We have learned this semester that immigration policy is a creature of politics and economics, and this has left us with a system that we can all agree is broken.
I agree with Kasia about the kinds of reforms that are needed; we as a society need to leave racism (and its political implications) out of policymaking and adapt a realistic and pragmatic approach to reform. Things like fences along the Mexican border and quotas have no place in a modern society.
While this may seem too idealistic, I agree with some of the comments above that such reforms are possible. There will probably always be a radical minority that opposes pragmatic policy reform in favor of racist fear-mongering, but the truth is that it makes the most sense (economically, politically, socially, and morally) to implement comprehensive reforms like those outlined by Kasia. Our society can't afford to let this issue get any worse.
I think we can all agree that the US immigration system is broken and that immigrants are unfairly targeted in the US today. Although the specific flaws of the system are innumerable, I think the clearest and most significant problem is the fact that the government agency charged with handling immigration operates on an adversarial basis and not on an advocacy basis. Essentially, I think that the post-9/11 restructuring of the immigration system which abolished the INS and replaced it with the DHS is utterly ridiculous and non-sensical. It is perhaps analogous to a situation where the Department of Education is put under the control of a law enforcement agency simply because of a few school shootings or because of gang activity and violence within public schools.

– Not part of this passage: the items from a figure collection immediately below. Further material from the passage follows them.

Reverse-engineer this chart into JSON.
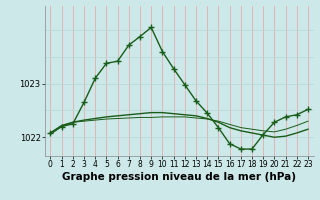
{
  "bg_color": "#cce8e8",
  "grid_color_v": "#e8a0a0",
  "grid_color_h": "#b8d8d8",
  "line_color": "#1a5c1a",
  "title": "Graphe pression niveau de la mer (hPa)",
  "x_hours": [
    0,
    1,
    2,
    3,
    4,
    5,
    6,
    7,
    8,
    9,
    10,
    11,
    12,
    13,
    14,
    15,
    16,
    17,
    18,
    19,
    20,
    21,
    22,
    23
  ],
  "line1": [
    1022.08,
    1022.2,
    1022.25,
    1022.65,
    1023.1,
    1023.38,
    1023.42,
    1023.72,
    1023.88,
    1024.05,
    1023.6,
    1023.28,
    1022.98,
    1022.68,
    1022.45,
    1022.18,
    1021.88,
    1021.78,
    1021.78,
    1022.05,
    1022.28,
    1022.38,
    1022.42,
    1022.52
  ],
  "line2": [
    1022.08,
    1022.22,
    1022.28,
    1022.32,
    1022.35,
    1022.38,
    1022.4,
    1022.42,
    1022.44,
    1022.46,
    1022.46,
    1022.44,
    1022.42,
    1022.4,
    1022.35,
    1022.28,
    1022.18,
    1022.12,
    1022.08,
    1022.04,
    1022.0,
    1022.02,
    1022.08,
    1022.15
  ],
  "line3": [
    1022.05,
    1022.2,
    1022.28,
    1022.3,
    1022.32,
    1022.34,
    1022.35,
    1022.36,
    1022.37,
    1022.37,
    1022.38,
    1022.38,
    1022.38,
    1022.36,
    1022.34,
    1022.3,
    1022.24,
    1022.18,
    1022.15,
    1022.12,
    1022.1,
    1022.15,
    1022.22,
    1022.3
  ],
  "ylim": [
    1021.65,
    1024.45
  ],
  "yticks": [
    1022,
    1023
  ],
  "title_fontsize": 7.5,
  "tick_fontsize": 6.0
}
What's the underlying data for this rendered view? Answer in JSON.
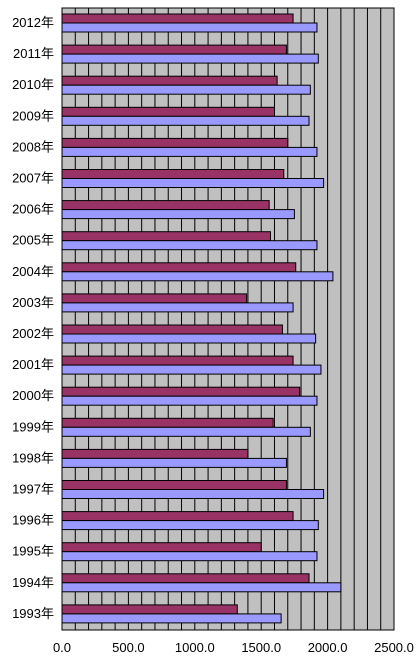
{
  "chart_data": {
    "type": "bar",
    "orientation": "horizontal",
    "categories": [
      "2012年",
      "2011年",
      "2010年",
      "2009年",
      "2008年",
      "2007年",
      "2006年",
      "2005年",
      "2004年",
      "2003年",
      "2002年",
      "2001年",
      "2000年",
      "1999年",
      "1998年",
      "1997年",
      "1996年",
      "1995年",
      "1994年",
      "1993年"
    ],
    "series": [
      {
        "color": "#993366",
        "values": [
          1740,
          1690,
          1620,
          1600,
          1700,
          1670,
          1560,
          1570,
          1760,
          1390,
          1660,
          1740,
          1790,
          1590,
          1400,
          1690,
          1740,
          1500,
          1860,
          1320
        ]
      },
      {
        "color": "#9999ff",
        "values": [
          1920,
          1930,
          1870,
          1860,
          1920,
          1970,
          1750,
          1920,
          2040,
          1740,
          1910,
          1950,
          1920,
          1870,
          1690,
          1970,
          1930,
          1920,
          2100,
          1650
        ]
      }
    ],
    "xlim": [
      0,
      2500
    ],
    "x_ticks": [
      "0.0",
      "500.0",
      "1000.0",
      "1500.0",
      "2000.0",
      "2500.0"
    ],
    "gridlines": "vertical, every 100",
    "plot_background": "#c0c0c0",
    "legend": "none"
  }
}
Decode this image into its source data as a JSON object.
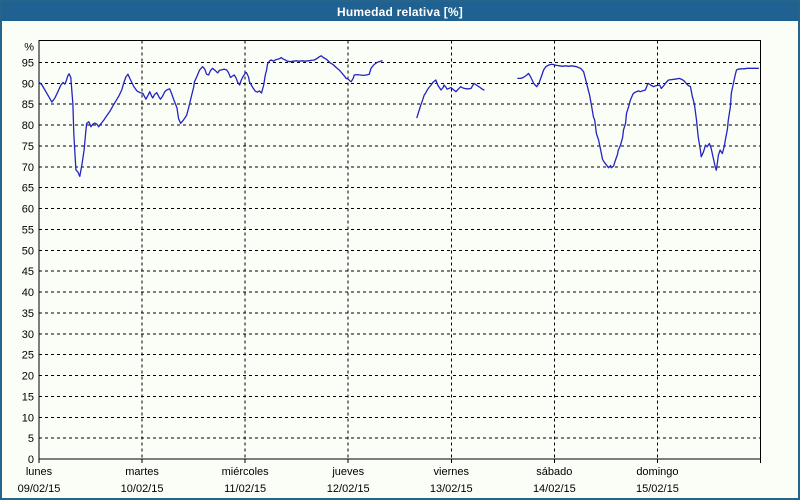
{
  "window": {
    "title": "Humedad relativa [%]",
    "title_bg": "#1f6291",
    "title_color": "#ffffff",
    "border_color": "#26648c",
    "background": "#fbfef7"
  },
  "chart_data": {
    "type": "line",
    "title": "Humedad relativa [%]",
    "series_name": "Humedad relativa",
    "ylabel": "%",
    "unit_label": "%",
    "ylim": [
      0,
      100
    ],
    "y_ticks": [
      0,
      5,
      10,
      15,
      20,
      25,
      30,
      35,
      40,
      45,
      50,
      55,
      60,
      65,
      70,
      75,
      80,
      85,
      90,
      95
    ],
    "x_range_hours": [
      0,
      168
    ],
    "grid": "dashed",
    "legend": "none",
    "line_color": "#2424be",
    "axis_color": "#000000",
    "days": [
      {
        "name": "lunes",
        "date": "09/02/15"
      },
      {
        "name": "martes",
        "date": "10/02/15"
      },
      {
        "name": "miércoles",
        "date": "11/02/15"
      },
      {
        "name": "jueves",
        "date": "12/02/15"
      },
      {
        "name": "viernes",
        "date": "13/02/15"
      },
      {
        "name": "sábado",
        "date": "14/02/15"
      },
      {
        "name": "domingo",
        "date": "15/02/15"
      }
    ],
    "segments": [
      [
        [
          0,
          90.3
        ],
        [
          0.7,
          89.6
        ],
        [
          1.6,
          88
        ],
        [
          2.6,
          86.2
        ],
        [
          3,
          85.5
        ],
        [
          3.7,
          86.5
        ],
        [
          4.4,
          88
        ],
        [
          5.1,
          89.6
        ],
        [
          5.6,
          90.2
        ],
        [
          6,
          89.8
        ],
        [
          6.3,
          90.5
        ],
        [
          6.7,
          91.8
        ],
        [
          7,
          92.3
        ],
        [
          7.4,
          91.4
        ],
        [
          7.9,
          85
        ],
        [
          8.1,
          78
        ],
        [
          8.4,
          72.5
        ],
        [
          8.6,
          69.3
        ],
        [
          9.1,
          68.7
        ],
        [
          9.3,
          68.2
        ],
        [
          9.5,
          67.7
        ],
        [
          10,
          70.5
        ],
        [
          10.5,
          74
        ],
        [
          10.9,
          78.5
        ],
        [
          11.1,
          80.4
        ],
        [
          11.6,
          80.8
        ],
        [
          12.1,
          79.6
        ],
        [
          12.5,
          80.2
        ],
        [
          13,
          80.5
        ],
        [
          13.5,
          80.2
        ],
        [
          13.9,
          79.6
        ],
        [
          14.4,
          80.3
        ],
        [
          15.1,
          81.2
        ],
        [
          15.8,
          82.3
        ],
        [
          16.5,
          83.3
        ],
        [
          17.2,
          84.6
        ],
        [
          17.9,
          85.8
        ],
        [
          18.6,
          87
        ],
        [
          19.3,
          88.5
        ],
        [
          19.7,
          90
        ],
        [
          20.2,
          91.5
        ],
        [
          20.7,
          92.2
        ],
        [
          21.1,
          91.3
        ],
        [
          21.6,
          90.2
        ],
        [
          22.1,
          89.2
        ],
        [
          22.8,
          88.2
        ],
        [
          23.5,
          87.8
        ],
        [
          24.2,
          87.6
        ],
        [
          24.9,
          86.2
        ],
        [
          25.3,
          87
        ],
        [
          25.8,
          88
        ],
        [
          26.2,
          87
        ],
        [
          26.5,
          86.5
        ],
        [
          26.9,
          87.3
        ],
        [
          27.4,
          87.8
        ],
        [
          27.9,
          86.8
        ],
        [
          28.3,
          86.2
        ],
        [
          28.8,
          87
        ],
        [
          29.3,
          88
        ],
        [
          29.7,
          88.4
        ],
        [
          30.4,
          88.7
        ],
        [
          30.9,
          87.5
        ],
        [
          31.4,
          86
        ],
        [
          32.1,
          84.2
        ],
        [
          32.5,
          81.5
        ],
        [
          33,
          80.4
        ],
        [
          33.7,
          81.3
        ],
        [
          34.4,
          82.4
        ],
        [
          34.8,
          84
        ],
        [
          35.1,
          85.2
        ],
        [
          35.5,
          87
        ],
        [
          36,
          89
        ],
        [
          36.2,
          90.4
        ],
        [
          36.7,
          91.5
        ],
        [
          37.4,
          93.2
        ],
        [
          38.1,
          94
        ],
        [
          38.6,
          93.4
        ],
        [
          39,
          92.2
        ],
        [
          39.5,
          92
        ],
        [
          39.9,
          93
        ],
        [
          40.4,
          93.6
        ],
        [
          41.1,
          93
        ],
        [
          41.6,
          92.5
        ],
        [
          42,
          93.1
        ],
        [
          42.7,
          93.3
        ],
        [
          43.2,
          93.4
        ],
        [
          43.7,
          93.2
        ],
        [
          44.1,
          92.6
        ],
        [
          44.6,
          91.4
        ],
        [
          45.1,
          91.8
        ],
        [
          45.5,
          92
        ],
        [
          46,
          91
        ],
        [
          46.2,
          90.4
        ],
        [
          46.7,
          89.6
        ],
        [
          47.1,
          90.8
        ],
        [
          47.6,
          91.8
        ],
        [
          48.1,
          92.5
        ],
        [
          48.3,
          92.6
        ],
        [
          48.8,
          91.5
        ],
        [
          49,
          90.4
        ],
        [
          49.5,
          89.5
        ],
        [
          49.9,
          88.8
        ],
        [
          50.4,
          88.1
        ],
        [
          50.9,
          87.9
        ],
        [
          51.3,
          88.2
        ],
        [
          51.8,
          87.7
        ],
        [
          52.3,
          89.5
        ],
        [
          52.5,
          90.8
        ],
        [
          52.7,
          92
        ],
        [
          53,
          93.2
        ],
        [
          53.2,
          94.6
        ],
        [
          53.7,
          95.4
        ],
        [
          54.1,
          95.6
        ],
        [
          54.6,
          95.3
        ],
        [
          55,
          95.6
        ],
        [
          55.5,
          95.8
        ],
        [
          56,
          95.9
        ],
        [
          56.4,
          96.2
        ],
        [
          56.9,
          95.8
        ],
        [
          57.4,
          95.6
        ],
        [
          57.8,
          95.3
        ],
        [
          58.5,
          95.2
        ],
        [
          59.2,
          95.3
        ],
        [
          59.9,
          95.4
        ],
        [
          60.6,
          95.3
        ],
        [
          61.3,
          95.4
        ],
        [
          62,
          95.3
        ],
        [
          62.7,
          95.4
        ],
        [
          63.4,
          95.5
        ],
        [
          64.1,
          95.6
        ],
        [
          64.8,
          96
        ],
        [
          65.3,
          96.4
        ],
        [
          65.7,
          96.6
        ],
        [
          66.2,
          96.2
        ],
        [
          66.7,
          95.9
        ],
        [
          67.1,
          95.6
        ],
        [
          67.8,
          94.9
        ],
        [
          68.5,
          94.5
        ],
        [
          69.2,
          93.8
        ],
        [
          69.9,
          93.2
        ],
        [
          70.6,
          92.4
        ],
        [
          71.1,
          91.8
        ],
        [
          71.5,
          91.2
        ],
        [
          72,
          91
        ],
        [
          72.5,
          90.5
        ],
        [
          72.7,
          90.4
        ],
        [
          73.2,
          91.3
        ],
        [
          73.4,
          92
        ],
        [
          74.1,
          92.1
        ],
        [
          74.8,
          92
        ],
        [
          75.5,
          91.9
        ],
        [
          76.2,
          92
        ],
        [
          76.9,
          92.2
        ],
        [
          77.3,
          93.6
        ],
        [
          78,
          94.5
        ],
        [
          78.7,
          95
        ],
        [
          79.2,
          95.2
        ],
        [
          79.9,
          95.4
        ]
      ],
      [
        [
          88,
          81.8
        ],
        [
          88.5,
          83.5
        ],
        [
          88.9,
          84.8
        ],
        [
          89.4,
          86.2
        ],
        [
          89.7,
          87.2
        ],
        [
          90.1,
          87.8
        ],
        [
          90.4,
          88.4
        ],
        [
          90.8,
          89
        ],
        [
          91.3,
          89.6
        ],
        [
          91.7,
          90.2
        ],
        [
          92.4,
          90.8
        ],
        [
          92.9,
          89.5
        ],
        [
          93.6,
          88.4
        ],
        [
          94.1,
          89
        ],
        [
          94.3,
          89.6
        ],
        [
          94.8,
          89
        ],
        [
          95,
          88.6
        ],
        [
          95.5,
          88.8
        ],
        [
          95.9,
          89
        ],
        [
          96.4,
          88.6
        ],
        [
          97.1,
          88
        ],
        [
          97.6,
          88.6
        ],
        [
          98.2,
          89.2
        ],
        [
          98.7,
          88.9
        ],
        [
          99.4,
          88.7
        ],
        [
          100.1,
          88.7
        ],
        [
          100.6,
          88.8
        ],
        [
          101.3,
          90
        ],
        [
          102,
          89.5
        ],
        [
          102.7,
          89
        ],
        [
          103.1,
          88.7
        ],
        [
          103.6,
          88.4
        ]
      ],
      [
        [
          111.5,
          91.2
        ],
        [
          112.2,
          91.2
        ],
        [
          112.9,
          91.5
        ],
        [
          113.6,
          92
        ],
        [
          114,
          92.4
        ],
        [
          114.5,
          91.5
        ],
        [
          115.2,
          90
        ],
        [
          115.9,
          89.2
        ],
        [
          116.4,
          90
        ],
        [
          117.1,
          92
        ],
        [
          117.5,
          93.2
        ],
        [
          118,
          94
        ],
        [
          118.7,
          94.4
        ],
        [
          119.4,
          94.6
        ],
        [
          119.8,
          94.5
        ],
        [
          120.5,
          94.3
        ],
        [
          121.2,
          94.2
        ],
        [
          121.9,
          94.1
        ],
        [
          122.6,
          94.2
        ],
        [
          123.3,
          94.1
        ],
        [
          124,
          94.2
        ],
        [
          124.7,
          94.1
        ],
        [
          125.2,
          94
        ],
        [
          125.6,
          93.8
        ],
        [
          126.1,
          93.6
        ],
        [
          126.8,
          92.8
        ],
        [
          127.5,
          90
        ],
        [
          128,
          88
        ],
        [
          128.2,
          87.2
        ],
        [
          128.7,
          84.4
        ],
        [
          129.1,
          82
        ],
        [
          129.4,
          81.2
        ],
        [
          129.8,
          78
        ],
        [
          130.3,
          76.4
        ],
        [
          130.8,
          74
        ],
        [
          131.2,
          71.8
        ],
        [
          131.7,
          71
        ],
        [
          132.1,
          70.5
        ],
        [
          132.6,
          69.8
        ],
        [
          133.1,
          70.3
        ],
        [
          133.3,
          69.8
        ],
        [
          133.8,
          70.2
        ],
        [
          134.2,
          71.5
        ],
        [
          134.7,
          73
        ],
        [
          134.9,
          74
        ],
        [
          135.4,
          75.2
        ],
        [
          135.9,
          77
        ],
        [
          136.1,
          78.8
        ],
        [
          136.6,
          80.5
        ],
        [
          136.8,
          82.8
        ],
        [
          137.3,
          84.5
        ],
        [
          137.7,
          86
        ],
        [
          138.2,
          87.2
        ],
        [
          138.4,
          87.6
        ],
        [
          138.9,
          87.9
        ],
        [
          139.6,
          88.2
        ],
        [
          140,
          88
        ],
        [
          140.5,
          88.2
        ],
        [
          141.2,
          88.4
        ],
        [
          141.7,
          89.8
        ],
        [
          141.9,
          90
        ],
        [
          142.4,
          89.6
        ],
        [
          143.1,
          89.2
        ],
        [
          143.5,
          89.4
        ],
        [
          144,
          89.5
        ],
        [
          144.5,
          89.6
        ],
        [
          144.9,
          88.8
        ],
        [
          145.6,
          89.6
        ],
        [
          146.1,
          90.3
        ],
        [
          146.6,
          90.8
        ],
        [
          147.3,
          90.9
        ],
        [
          148,
          91
        ],
        [
          148.6,
          91.1
        ],
        [
          149.1,
          91.2
        ],
        [
          149.8,
          90.9
        ],
        [
          150.3,
          90.5
        ],
        [
          150.7,
          90
        ],
        [
          151.2,
          89.5
        ],
        [
          151.7,
          89.2
        ],
        [
          152.1,
          87
        ],
        [
          152.6,
          85
        ],
        [
          153.1,
          81.2
        ],
        [
          153.5,
          77.2
        ],
        [
          154,
          74
        ],
        [
          154.2,
          72.4
        ],
        [
          154.7,
          73.5
        ],
        [
          155.2,
          75.2
        ],
        [
          155.6,
          74.8
        ],
        [
          156.1,
          75.6
        ],
        [
          156.5,
          74.5
        ],
        [
          157,
          72.1
        ],
        [
          157.5,
          69.8
        ],
        [
          157.7,
          69.2
        ],
        [
          157.9,
          70.5
        ],
        [
          158.2,
          72.8
        ],
        [
          158.6,
          74
        ],
        [
          159.1,
          73.2
        ],
        [
          159.6,
          75
        ],
        [
          159.8,
          76.4
        ],
        [
          160.3,
          79
        ],
        [
          160.5,
          81.2
        ],
        [
          161,
          84.4
        ],
        [
          161.2,
          87.6
        ],
        [
          161.7,
          90
        ],
        [
          162.1,
          92
        ],
        [
          162.4,
          93.2
        ],
        [
          162.8,
          93.4
        ],
        [
          163.5,
          93.5
        ],
        [
          164.2,
          93.5
        ],
        [
          164.9,
          93.6
        ],
        [
          165.6,
          93.6
        ],
        [
          166.3,
          93.6
        ],
        [
          167,
          93.6
        ],
        [
          167.5,
          93.6
        ]
      ]
    ]
  }
}
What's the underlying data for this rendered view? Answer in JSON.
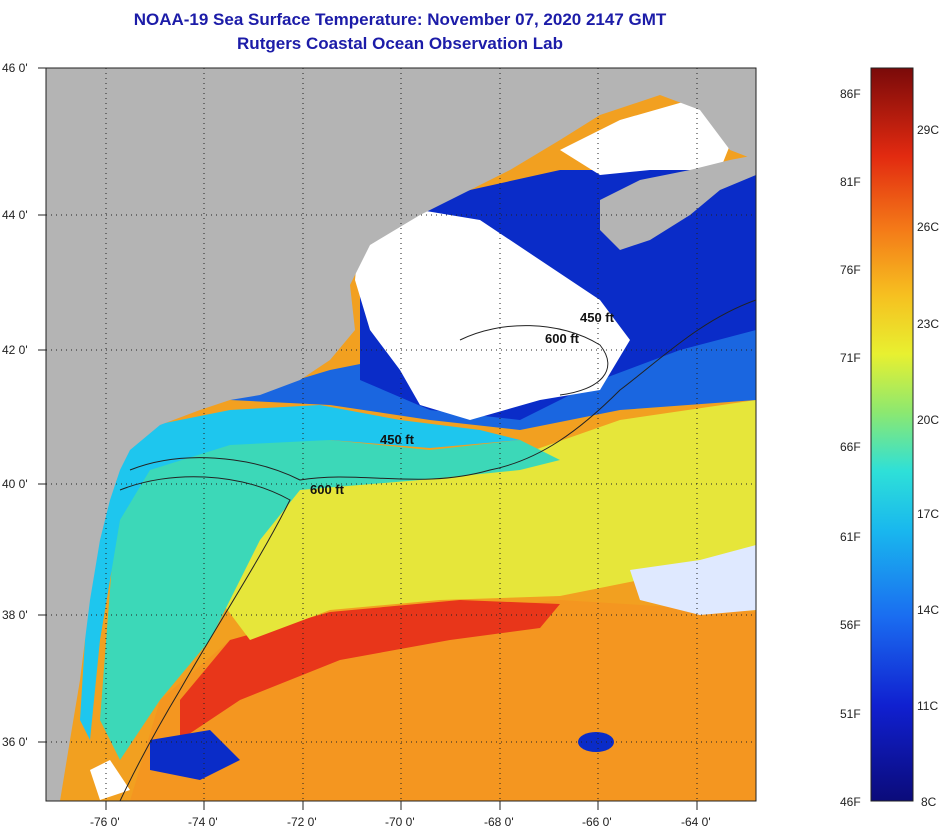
{
  "title": "NOAA-19 Sea Surface Temperature:  November 07, 2020 2147 GMT",
  "subtitle": "Rutgers Coastal Ocean Observation Lab",
  "axes": {
    "x_ticks": [
      "-76 0'",
      "-74 0'",
      "-72 0'",
      "-70 0'",
      "-68 0'",
      "-66 0'",
      "-64 0'"
    ],
    "y_ticks": [
      "46 0'",
      "44 0'",
      "42 0'",
      "40 0'",
      "38 0'",
      "36 0'"
    ]
  },
  "contours": [
    {
      "label": "600 ft"
    },
    {
      "label": "450 ft"
    },
    {
      "label": "600 ft"
    },
    {
      "label": "450 ft"
    }
  ],
  "colorbar": {
    "fahrenheit": [
      "86F",
      "81F",
      "76F",
      "71F",
      "66F",
      "61F",
      "56F",
      "51F",
      "46F"
    ],
    "celsius": [
      "29C",
      "26C",
      "23C",
      "20C",
      "17C",
      "14C",
      "11C",
      "8C"
    ]
  },
  "colors": {
    "land": "#b4b4b4",
    "cloud": "#ffffff",
    "title": "#1c1ca8"
  }
}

As with this example, a few isolated security threats does not mean that immigration should be placed under the control of agencies ill-equipped to represent the interests of immigrants. Although, I don't disagree that DHS should work together with the department of immigration to help secure national security interests, I think that objectively speaking, immigrants need and deserve a government body that is capable and willing to work in their interests. Subjectively speaking, the current arrangement makes even less sense given that the US is a nation built on immigrants. In fact, many of the loudest opponents of immigration are second or third generation immigrants themselves.
However, what is most disheartening about this current arrangement is the fact that it illustrates that anti-immigrant sentiment is not only a product of an "ignorant minority" of Americans, but is also the mindset of a collection of educated, powerful elites responsible for putting immigration under the guise of national security. In so doing, they have tragically asserted a government position that all immigrants are assumed to be enemies until proven otherwise. In this sense, it seems as though our own government is sanctioning if not promoting the xenophobic attitudes that plague American society today.
Finally, given the current "broken" state of our immigration system, could the money we spend be better spent targeting problems in the countries from which many immigrants flee? Perhaps the US could serve as a better ally for immigrants by working more closely with the UN to establish more humanitarian missions and aid to refugees and asylum-seekers. Perhaps the solution is working to give immigrants less of a need or incentive to come the US rather than working so hard to keep them out. Although this is undoubtedly easier said than done, the US government must do something to become more of an advocate for immigrants and less of an adversary.